Poi cominciò per lui una fase più difficile, in ombra. Si rimise in pista quando andò a fare il presidente della Banca Nazionale del Lavoro. E partecipò attivamente allo scontro dell’estate del 2005 nel sistema economico e finanziario: le opa e le contropa che portarono Antonveneta agli olandesi di Abn, la Bnl a Bnp Paribas, Rcs saldamente nelle mani del patto di sindacato e Antonio Fazio alle dimissioni da governatore di Banca d’Italia.
Lui stava dalla parte di quelli che avrebero vinto, la grande coalizione che in quel momento andava da Giulio Tremonti a Clemente Mastella, a Diego Della Valle, a Luca di Montezemolo. Anche grazie a quella vittoria, la famiglia Abete è rimasta in gioco negli snodi di potere nella capitale. Questo non dipende solo da Luigi, ma anche da suo fratello Giancarlo Abete, fratello minore, più riservato, ma con doti spiccate di intelligenza politica e finanziaria.

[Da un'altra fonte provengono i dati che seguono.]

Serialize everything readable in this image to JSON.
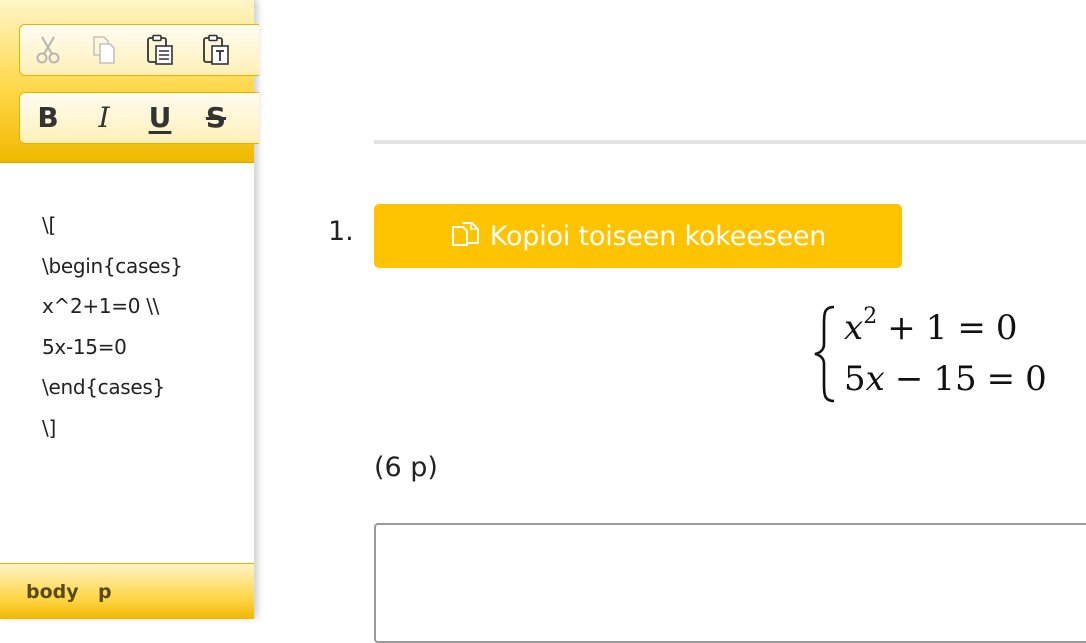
{
  "editor": {
    "toolbar": {
      "clipboard": [
        "scissors-icon",
        "copy-icon",
        "paste-icon",
        "paste-text-icon"
      ],
      "format": {
        "bold": "B",
        "italic": "I",
        "underline": "U",
        "strike": "S"
      }
    },
    "content_lines": [
      "\\[",
      "\\begin{cases}",
      "x^2+1=0 \\\\",
      "5x-15=0",
      "\\end{cases}",
      "\\]"
    ],
    "statusbar": {
      "path": [
        "body",
        "p"
      ]
    }
  },
  "question": {
    "number": "1.",
    "copy_button_label": "Kopioi toiseen kokeeseen",
    "math": {
      "line1": {
        "base": "x",
        "exp": "2",
        "plus": "+",
        "one": "1",
        "eq": "=",
        "rhs": "0"
      },
      "line2": {
        "coef": "5",
        "var": "x",
        "minus": "−",
        "num": "15",
        "eq": "=",
        "rhs": "0"
      }
    },
    "points": "(6 p)"
  },
  "colors": {
    "accent": "#ffc300",
    "toolbar_yellow": "#ffd84a"
  }
}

Insieme a Luigi, Giancarlo guida il gruppo di famiglia. L’attività principale è quella nel settore tipografico, commesse dal Poligrafico e dal settore editoriale. Poi ci sono le parteciopazioni nelle agenzie di informazione e nel business pubblicitario e cinematografico, interessi nei servizi - dalla contabilità all’industria grafica - e interessi immobiliari e agricoli. Non è un impero, ma è una solida ricchezza cittadina.
«Luigi si occupa sviluppo e strategia, mentre Giancarlo della gestione finanziaria», dice un vecchio amico. Anche Giancarlo ha avuto la stessa formazione cattolico-gesuita. Passione che negli anni Settanta si trasformerà in una passione politica. Nel 1979 Giancarlo si candida alle elezioni politiche con la Democrazia cristiana, e proprio con la Dc sarà eletto onorevole nella ottava, nona e decima legislatura dal 1979 al 1992. Oltre alla politica, l’interesse dell’altro Abete è il calcio, il potere calcistico. Dal 1989 al 1990 è stato a capo del settore tecnico della Figc, incarico con il quale ha avuto inizio la sua carriera in Federcalcio. Legato ad Antonio Matarrese, il primo novembre del 1990, appena quarantenne, è stato eletto presidente della Lega delle società di calcio di serie C. Adesso, quello che si cerca di capire nel mondo della finanza romana, è quali sono gli obiettivi degli Abete e le loro strategie.